Os "Onze de Inglaterra", os primeiros pilotos da TAP. "Sou produto do saber destes homens", diz Braz de Oliveira

© André Correia

As Time Goes By

Falemos, então, do que notabilizou Braz de Oliveira: a TAP. Era um sonho do general Humberto Delgado, que pegou em onze oficiais da Força Aérea e da Marinha e os levou para Inglaterra para aprenderem a voar com a British Airways. Roque não estava nesse lote, mas já andava metido nas andanças da companhia aérea nacional. “Abre o aeroporto da Portela e o que é preciso? É preciso controladores.” Lá vai Roque tirar o curso de controlador aéreo. Na verdade, era um estratagema, porque ele queria era voar. Quando a TAP abre o curso de pilotos, em 1947, inscreve-se logo, mas não abandona a torre de controlo. “Eu fazia o turno das corujas e depois ia de manhã para a TAP fazer o curso.” Era cansativo? “Opá, mas sabes quando se tem a idade que se tem… eu entrei para a TAP com 24 anos…”

E aqui começa uma longa história, repleta de episódios marcantes. Eram oito os pilotos daquele curso. “Coitadinhos, já faleceram todos”, lamenta Roque enquanto folheia um livro que o próprio escreveu e organizou por ocasião do octogésimo oitavo aniversário. Lá está ele, o terceiro a contar da esquerda, junto ao Dakota que o veria passar de copiloto para comandante. Era aos comandos desse avião, ao serviço da Aero Portuguesa – companhia aérea entretanto integrada na TAP – que Roque fazia a ligação de Lisboa a Casablanca. Já está a ouvir o As Time Goes By na cabeça? Foi esse mesmo Dakota que serviu de pano de fundo à última cena do Casablanca.
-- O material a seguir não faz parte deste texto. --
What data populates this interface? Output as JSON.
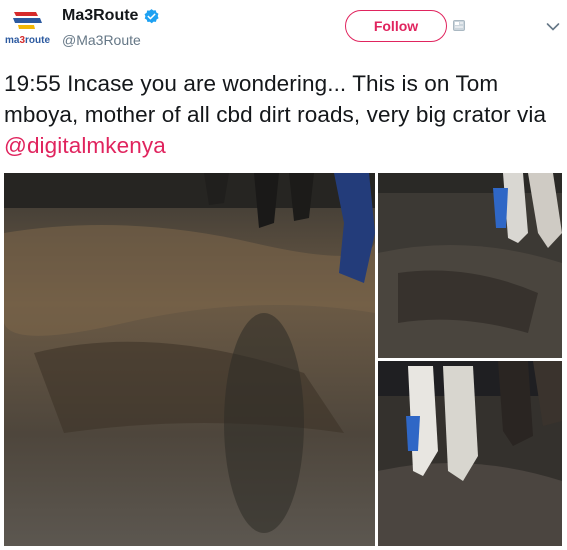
{
  "account": {
    "name": "Ma3Route",
    "handle": "@Ma3Route",
    "logo_text": "ma3route",
    "verified": true
  },
  "actions": {
    "follow_label": "Follow",
    "menu_icon": "chevron-down-icon",
    "extra_icon": "card-icon"
  },
  "tweet": {
    "text_part1": "19:55 Incase you are wondering... This is on Tom mboya, mother of all cbd dirt roads, very big crator   via ",
    "mention": "@digitalmkenya"
  },
  "media": {
    "photos": [
      "photo-main-road-crater",
      "photo-top-right-pedestrians",
      "photo-bottom-right-pedestrians"
    ]
  },
  "colors": {
    "accent": "#e0245e",
    "verified": "#1da1f2",
    "secondary_text": "#657786",
    "logo_red": "#d62b2b",
    "logo_blue": "#2c5aa0"
  }
}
(no improvável caso de nunca ter visto o filme, não veja este vídeo)

Duas portas à frente, duas sobre as asas

Uma guerra passou, outra veio. Depois das aventuras marroquinas, eis Braz de Oliveira de regresso à TAP, ao comando de outro Dakota, o DC4, com o qual começa a fazer a chamada linha aérea imperial. Era a ligação entre Lisboa-Luanda-Lourenço Marques. Demorava sete dias. “O raio de ação do avião – o combustível que a gente levava – era muito pequeno, tínhamos de fazer viagens no máximo de duas horas, três horas” e, por isso, faziam-se onze escalas entre a capital do império e a capital da colónia moçambicana.
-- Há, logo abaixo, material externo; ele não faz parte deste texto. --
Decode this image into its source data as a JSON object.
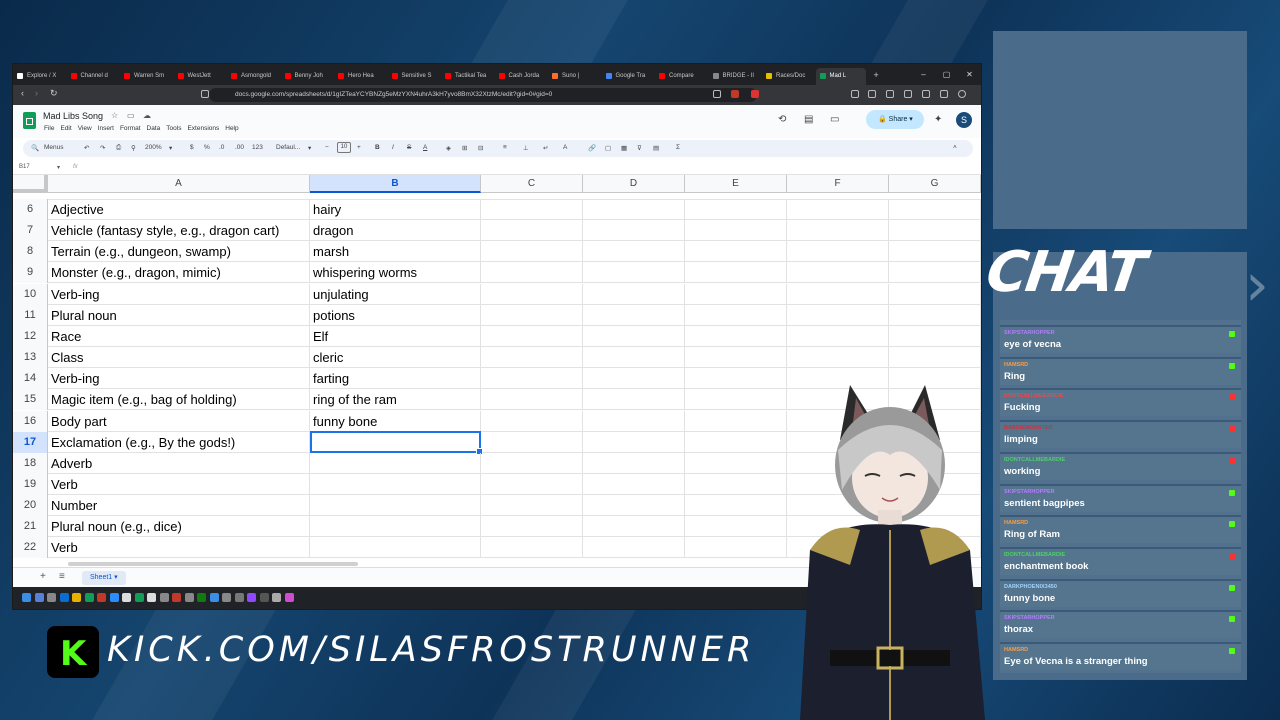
{
  "browser": {
    "tabs": [
      "Explore / X",
      "Channel d",
      "Warren Sm",
      "WestJett",
      "Asmongold",
      "Benny Joh",
      "Hero Hea",
      "Sensitive S",
      "Tactikal Tea",
      "Cash Jorda",
      "Suno |",
      "Google Tra",
      "Compare",
      "BRIDGE - Il",
      "Races/Doc",
      "Mad L"
    ],
    "url": "docs.google.com/spreadsheets/d/1gIZTeaYCYBNZg5eMzYXN4uhrA3kH7yvo8BmX32XtzMc/edit?gid=0#gid=0",
    "window_controls": [
      "–",
      "▢",
      "✕"
    ]
  },
  "sheet": {
    "title": "Mad Libs Song",
    "menus": [
      "File",
      "Edit",
      "View",
      "Insert",
      "Format",
      "Data",
      "Tools",
      "Extensions",
      "Help"
    ],
    "share_label": "Share",
    "avatar_letter": "S",
    "toolbar": {
      "menus_label": "Menus",
      "zoom": "200%",
      "currency": "$",
      "percent": "%",
      "dec_less": ".0",
      "dec_more": ".00",
      "number_format": "123",
      "font": "Defaul...",
      "font_size": "10",
      "bold": "B",
      "italic": "I",
      "strike": "S",
      "text_color": "A",
      "sum": "Σ"
    },
    "name_box": "B17",
    "fx": "fx",
    "columns": [
      "A",
      "B",
      "C",
      "D",
      "E",
      "F",
      "G"
    ],
    "selected_column": "B",
    "rows": [
      {
        "num": "6",
        "a": "Adjective",
        "b": "hairy"
      },
      {
        "num": "7",
        "a": "Vehicle (fantasy style, e.g., dragon cart)",
        "b": "dragon"
      },
      {
        "num": "8",
        "a": "Terrain (e.g., dungeon, swamp)",
        "b": "marsh"
      },
      {
        "num": "9",
        "a": "Monster (e.g., dragon, mimic)",
        "b": "whispering worms"
      },
      {
        "num": "10",
        "a": "Verb-ing",
        "b": "unjulating"
      },
      {
        "num": "11",
        "a": "Plural noun",
        "b": "potions"
      },
      {
        "num": "12",
        "a": "Race",
        "b": "Elf"
      },
      {
        "num": "13",
        "a": "Class",
        "b": "cleric"
      },
      {
        "num": "14",
        "a": "Verb-ing",
        "b": "farting"
      },
      {
        "num": "15",
        "a": "Magic item (e.g., bag of holding)",
        "b": "ring of the ram"
      },
      {
        "num": "16",
        "a": "Body part",
        "b": "funny bone"
      },
      {
        "num": "17",
        "a": "Exclamation (e.g., By the gods!)",
        "b": ""
      },
      {
        "num": "18",
        "a": "Adverb",
        "b": ""
      },
      {
        "num": "19",
        "a": "Verb",
        "b": ""
      },
      {
        "num": "20",
        "a": "Number",
        "b": ""
      },
      {
        "num": "21",
        "a": "Plural noun (e.g., dice)",
        "b": ""
      },
      {
        "num": "22",
        "a": "Verb",
        "b": ""
      }
    ],
    "sheet_tab": "Sheet1",
    "add_sheet": "+",
    "all_sheets": "≡"
  },
  "chat": {
    "title": "CHAT",
    "messages": [
      {
        "user": "SKIPSTARHOPPER",
        "text": "eye of vecna",
        "user_color": "#b57cff",
        "badge_color": "#53fc18"
      },
      {
        "user": "HAMSRD",
        "text": "Ring",
        "user_color": "#ff9d3b",
        "badge_color": "#53fc18"
      },
      {
        "user": "DONTCALLMEBARDIE",
        "text": "Fucking",
        "user_color": "#ff4040",
        "badge_color": "#ff3030"
      },
      {
        "user": "BARDIEMONSTER",
        "text": "limping",
        "user_color": "#d0303a",
        "badge_color": "#ff3030"
      },
      {
        "user": "IDONTCALLMEBARDIE",
        "text": "working",
        "user_color": "#4fcf6a",
        "badge_color": "#ff3030"
      },
      {
        "user": "SKIPSTARHOPPER",
        "text": "sentient bagpipes",
        "user_color": "#b57cff",
        "badge_color": "#53fc18"
      },
      {
        "user": "HAMSRD",
        "text": "Ring of Ram",
        "user_color": "#ff9d3b",
        "badge_color": "#53fc18"
      },
      {
        "user": "IDONTCALLMEBARDIE",
        "text": "enchantment book",
        "user_color": "#4fcf6a",
        "badge_color": "#ff3030"
      },
      {
        "user": "DARKPHOENIX3450",
        "text": "funny bone",
        "user_color": "#9fd3ff",
        "badge_color": "#53fc18"
      },
      {
        "user": "SKIPSTARHOPPER",
        "text": "thorax",
        "user_color": "#b57cff",
        "badge_color": "#53fc18"
      },
      {
        "user": "HAMSRD",
        "text": "Eye of Vecna is a stranger thing",
        "user_color": "#ff9d3b",
        "badge_color": "#53fc18"
      }
    ]
  },
  "footer": {
    "logo_letter": "K",
    "url_text": "KICK.COM/SILASFROSTRUNNER"
  }
}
O invulgar candeeiro que já referimos é dessa altura, em que ainda havia império e ainda havia colónias. A Guerra Colonial rebentara. “Eu estou a precisar de distribuir armamento”, disse-lhe alguém. Era “para aquela gente das sanzalas que precisava de se defender. E então eu ajudei. Eles, para consagrarem isso, deram as três armas gentílicas: a moca, o canhangulo e a catana. E eu fiz isto”, o tal candeeiro, que ocupa lugar de destaque no living. As palavras em inglês saem-lhe como o português, fruto da linguagem técnica usada a bordo dos aviões, das viagens que fez por todo o mundo e das amizades que colecionou nos States. Muitas delas, junto de portugueses emigrados.

"Oh comandante, tenho aqui um senhor com uma pistola apontada à cabeça a dizer que quer falar com o comandante", disse o assistente. "Então traz cá o senhor acima".

A propósito, é à diáspora que compete investir na TAP, defende Roque, que é favorável à privatização da companhia, mas não na totalidade. “Hoje ver todas as pessoas, todos os portugueses, não sei o que é que têm, não querem que se privatize a TAP. A TAP é um ícone no meio dos portugueses.” E é por isso, diz, que é preciso investidores privados. “Eu para mim, privatizar mais do que 50% é entregarmos isto, é vendermos. Para mim, a privatização é 49%. A gente não pode vender o que é nosso. Temos de expandir. Já encomendámos aviões de longo curso, mas não temos dinheiro.”

Com um orgulho que se nota na maneira como carrega certas palavras, Roque fala de Portugal de uma forma que hoje já caiu em desuso. “Para mim os portugueses são os maiores do mundo”, atira, referindo os nomes de Afonso de Albuquerque, D. Afonso Henriques e Bartolomeu de Gusmão. O jesuíta inventor da passarola leva-o mesmo a falar de uma espécie de desígnio nacional para a aviação, semelhante ao que se disse um dia existir para o mar. Tudo isso, diz, ruiu com o 25 de abril.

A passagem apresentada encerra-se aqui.